Because Italian Americans were struggling against religious and ethnic discrimination in the United States, many in the community saw celebrating the life and accomplishments of Columbus as a way for Italian Americans to be accepted by the mainstream. As historian Christopher J. Kauffman once wrote, "Italian Americans grounded legitimacy in a pluralistic society by focusing on the Genoese explorer as a central figure in their sense of peoplehood."
Such is often the goal of campaigns for commemorative namings of public spaces. Yet however benign or well-intentioned, these commemorations are often contentious — as fought and fraught and fretted as history itself. Anthropologist Maoz Azaryahu, specifically concerned with memorialization of political figures, has written of "the power of commemorative street names." A 1995 study (pdf) by Azaryahu held that the power of urban-grid tributes "stems from their ability to implicate the national narrative of the past … in numerous narratives of the city."
With the names of our avenues, plazas and towns, we laud our founders, generals, diplomats, philanthropists, activists and artists. Columbus is regarded, for better and worse, as our founding pioneer. Biggie Smalls isn't a national hero, perhaps, but in local lore, he's undoubtedly one of Brooklyn's finest. In fact, in some corners of the borough — and in some corners of America — "the only Christopher we acknowledge is Wallace." A kid who, indeed, "grew up a screw-up." A man who, indeed, escaped the hustler's dilemma and, for a while, lived to tell.
For the uninitiated members of Brooklyn Community Board No. 2, no Wikipedia entry will, or could, make account of the inspirational weight of Biggie's music to his enduring fans and neighbors. Just as no surfeit of MLK Boulevards will, by itself, vanguard the legacy and strides of the civil rights movement. But as a generation still defining itself, we can plant our respects in concrete and point to the signs. Teach the music as history, history as pride, pride as inspiration.
I spoke with the petitioner leading the campaign for Christopher Wallace Way, LeRoy McCarthy, with whom Biggie's art and legacy clearly resonates a great deal. And according to McCarthy, he's hardly the only person to pay his respects. "The thousands of handwritten supporters in the neighborhood, plus over 3,000 online supporters, appreciate how BIG MC'ed and represented BK to the fullest," he said. "A Christopher Wallace Way would show that a son or daughter of Brooklyn is capable of great accomplishments, even if they come from modest beginnings."

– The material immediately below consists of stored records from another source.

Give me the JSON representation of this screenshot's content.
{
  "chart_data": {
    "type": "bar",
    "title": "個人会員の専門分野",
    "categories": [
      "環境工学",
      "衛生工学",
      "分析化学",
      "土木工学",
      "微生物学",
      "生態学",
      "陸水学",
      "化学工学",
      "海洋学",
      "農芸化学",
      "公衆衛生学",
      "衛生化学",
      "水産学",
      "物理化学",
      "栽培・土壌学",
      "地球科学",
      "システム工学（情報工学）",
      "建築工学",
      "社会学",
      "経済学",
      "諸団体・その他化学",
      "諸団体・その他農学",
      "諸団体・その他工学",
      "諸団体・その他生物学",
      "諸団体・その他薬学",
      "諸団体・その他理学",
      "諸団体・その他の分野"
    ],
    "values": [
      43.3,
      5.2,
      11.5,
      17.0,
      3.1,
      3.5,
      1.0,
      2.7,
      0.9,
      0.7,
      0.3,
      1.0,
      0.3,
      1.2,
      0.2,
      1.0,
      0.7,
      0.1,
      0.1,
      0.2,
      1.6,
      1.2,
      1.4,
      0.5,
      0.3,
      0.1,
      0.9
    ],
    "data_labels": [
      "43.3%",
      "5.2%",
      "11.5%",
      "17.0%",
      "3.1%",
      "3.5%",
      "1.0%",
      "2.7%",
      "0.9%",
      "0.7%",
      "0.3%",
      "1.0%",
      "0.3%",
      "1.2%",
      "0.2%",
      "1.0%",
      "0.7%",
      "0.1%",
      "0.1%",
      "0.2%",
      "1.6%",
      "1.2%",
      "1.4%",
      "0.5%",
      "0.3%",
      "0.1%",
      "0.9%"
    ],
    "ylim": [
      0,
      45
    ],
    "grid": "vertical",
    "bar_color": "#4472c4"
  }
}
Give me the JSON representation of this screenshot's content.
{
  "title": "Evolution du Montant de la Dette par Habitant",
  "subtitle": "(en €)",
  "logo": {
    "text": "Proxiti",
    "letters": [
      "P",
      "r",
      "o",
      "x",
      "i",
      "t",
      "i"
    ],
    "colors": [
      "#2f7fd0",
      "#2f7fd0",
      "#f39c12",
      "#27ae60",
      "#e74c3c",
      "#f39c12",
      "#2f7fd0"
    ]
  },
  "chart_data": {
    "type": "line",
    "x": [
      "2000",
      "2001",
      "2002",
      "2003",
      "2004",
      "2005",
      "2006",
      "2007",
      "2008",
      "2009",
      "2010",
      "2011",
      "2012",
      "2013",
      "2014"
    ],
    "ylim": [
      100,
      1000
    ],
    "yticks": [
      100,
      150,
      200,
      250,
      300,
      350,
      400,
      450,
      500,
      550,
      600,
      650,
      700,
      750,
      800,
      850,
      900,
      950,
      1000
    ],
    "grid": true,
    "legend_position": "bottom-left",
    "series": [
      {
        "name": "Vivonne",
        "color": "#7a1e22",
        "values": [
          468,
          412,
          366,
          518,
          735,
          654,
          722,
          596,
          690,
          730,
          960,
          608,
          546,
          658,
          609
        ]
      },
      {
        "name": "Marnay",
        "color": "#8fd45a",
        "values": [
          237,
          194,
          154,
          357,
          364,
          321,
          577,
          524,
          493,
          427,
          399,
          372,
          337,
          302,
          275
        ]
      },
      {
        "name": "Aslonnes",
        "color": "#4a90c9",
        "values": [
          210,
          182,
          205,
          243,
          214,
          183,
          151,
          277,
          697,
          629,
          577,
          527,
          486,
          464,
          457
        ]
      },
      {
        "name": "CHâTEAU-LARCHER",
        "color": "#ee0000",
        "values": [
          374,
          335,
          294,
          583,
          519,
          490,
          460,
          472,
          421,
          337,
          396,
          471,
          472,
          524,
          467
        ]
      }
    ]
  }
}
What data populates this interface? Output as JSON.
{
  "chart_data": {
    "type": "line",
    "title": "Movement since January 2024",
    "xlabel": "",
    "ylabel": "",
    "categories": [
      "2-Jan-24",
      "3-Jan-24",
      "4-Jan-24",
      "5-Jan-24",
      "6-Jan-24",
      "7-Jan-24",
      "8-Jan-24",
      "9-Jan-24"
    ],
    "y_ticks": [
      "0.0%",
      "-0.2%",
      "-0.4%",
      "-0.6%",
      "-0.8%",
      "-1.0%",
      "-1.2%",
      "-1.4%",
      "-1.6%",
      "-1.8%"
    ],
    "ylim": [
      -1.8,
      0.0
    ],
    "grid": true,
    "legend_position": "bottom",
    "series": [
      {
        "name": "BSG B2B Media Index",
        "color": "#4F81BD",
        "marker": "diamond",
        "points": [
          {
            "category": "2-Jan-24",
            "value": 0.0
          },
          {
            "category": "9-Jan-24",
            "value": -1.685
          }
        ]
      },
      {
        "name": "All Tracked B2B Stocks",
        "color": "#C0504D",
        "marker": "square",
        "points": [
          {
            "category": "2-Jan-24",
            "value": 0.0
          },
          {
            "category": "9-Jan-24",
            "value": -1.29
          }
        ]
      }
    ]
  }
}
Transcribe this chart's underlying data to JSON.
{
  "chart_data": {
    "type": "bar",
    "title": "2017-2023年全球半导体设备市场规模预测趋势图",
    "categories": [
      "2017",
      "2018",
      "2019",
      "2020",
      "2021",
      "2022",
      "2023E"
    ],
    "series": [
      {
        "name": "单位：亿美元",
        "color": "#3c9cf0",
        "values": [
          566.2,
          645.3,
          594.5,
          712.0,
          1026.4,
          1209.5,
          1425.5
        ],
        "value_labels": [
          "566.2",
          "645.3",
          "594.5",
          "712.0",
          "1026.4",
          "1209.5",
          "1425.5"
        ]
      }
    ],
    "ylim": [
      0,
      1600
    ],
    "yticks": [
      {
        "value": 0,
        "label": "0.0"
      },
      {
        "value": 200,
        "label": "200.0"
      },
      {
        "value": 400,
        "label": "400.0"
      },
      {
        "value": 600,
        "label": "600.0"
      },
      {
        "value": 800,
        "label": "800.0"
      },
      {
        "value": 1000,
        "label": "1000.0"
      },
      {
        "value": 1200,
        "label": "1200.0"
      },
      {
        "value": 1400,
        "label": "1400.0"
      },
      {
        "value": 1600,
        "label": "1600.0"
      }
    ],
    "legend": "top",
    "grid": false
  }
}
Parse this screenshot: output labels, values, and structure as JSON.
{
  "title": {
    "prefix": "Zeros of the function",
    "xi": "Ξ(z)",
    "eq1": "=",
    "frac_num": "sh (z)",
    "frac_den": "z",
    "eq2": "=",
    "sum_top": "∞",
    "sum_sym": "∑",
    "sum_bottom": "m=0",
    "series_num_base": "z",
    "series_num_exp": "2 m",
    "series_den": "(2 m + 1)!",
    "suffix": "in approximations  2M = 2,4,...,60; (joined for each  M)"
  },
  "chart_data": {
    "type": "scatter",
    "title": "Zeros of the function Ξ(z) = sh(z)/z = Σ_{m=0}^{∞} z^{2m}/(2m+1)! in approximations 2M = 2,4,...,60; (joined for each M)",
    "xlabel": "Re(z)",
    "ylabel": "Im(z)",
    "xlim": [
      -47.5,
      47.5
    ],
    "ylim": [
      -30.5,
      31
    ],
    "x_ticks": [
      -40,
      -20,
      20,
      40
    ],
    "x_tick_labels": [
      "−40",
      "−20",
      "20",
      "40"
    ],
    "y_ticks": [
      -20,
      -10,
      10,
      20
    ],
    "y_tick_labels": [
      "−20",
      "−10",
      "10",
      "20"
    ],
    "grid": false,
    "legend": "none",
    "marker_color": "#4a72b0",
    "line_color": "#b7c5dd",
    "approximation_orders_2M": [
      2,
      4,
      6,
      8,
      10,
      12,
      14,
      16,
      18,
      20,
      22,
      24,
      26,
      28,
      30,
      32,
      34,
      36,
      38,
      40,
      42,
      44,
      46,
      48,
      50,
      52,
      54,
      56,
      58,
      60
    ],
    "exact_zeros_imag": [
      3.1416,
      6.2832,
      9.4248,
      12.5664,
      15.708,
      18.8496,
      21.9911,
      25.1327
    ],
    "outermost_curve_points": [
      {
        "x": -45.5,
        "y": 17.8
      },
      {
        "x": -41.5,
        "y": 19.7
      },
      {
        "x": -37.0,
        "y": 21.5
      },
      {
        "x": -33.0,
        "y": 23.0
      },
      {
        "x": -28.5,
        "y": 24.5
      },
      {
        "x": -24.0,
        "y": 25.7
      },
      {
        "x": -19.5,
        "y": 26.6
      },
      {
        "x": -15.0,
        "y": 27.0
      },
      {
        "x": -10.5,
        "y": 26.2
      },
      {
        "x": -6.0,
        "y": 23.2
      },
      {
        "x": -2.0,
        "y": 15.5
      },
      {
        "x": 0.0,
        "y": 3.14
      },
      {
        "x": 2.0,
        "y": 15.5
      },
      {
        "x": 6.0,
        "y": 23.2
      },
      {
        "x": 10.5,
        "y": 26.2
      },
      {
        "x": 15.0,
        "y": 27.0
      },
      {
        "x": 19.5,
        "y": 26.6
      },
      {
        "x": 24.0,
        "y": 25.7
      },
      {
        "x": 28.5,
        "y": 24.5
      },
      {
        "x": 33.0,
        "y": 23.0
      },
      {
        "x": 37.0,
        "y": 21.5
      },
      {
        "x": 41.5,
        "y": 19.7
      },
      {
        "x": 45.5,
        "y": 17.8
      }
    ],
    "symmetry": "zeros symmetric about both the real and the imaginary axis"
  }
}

That's a role model if there ever was one. Ready to Die is hardly a sanitized account of a human life, but then, if Christopher Wallace hadn't sold dope, and hadn't prevailed over that life of crime and regrets, what would the Notorious B.I.G. mean to us, really? That an artist was snatched too soon, too violently from these streets — snatched from grace and creative heights — is all the more reason to stake Biggie's legacy, the good and the bad, to one immortal corner of a borough that he repped, indeed, to the fullest, and to the very end.
The American narrative is laced with adversity of all sorts. On our most neglected boulevards, adversity does often read like a rap sheet. Fury and funk: what Biggie spit best. Of course there's shame in the man's past — that's the crux of his importance. It's precisely what we cherish of Biggie's music. It's why Big Poppa sang the blues.
Justin Charity is a freelance writer living in Brooklyn, N.Y.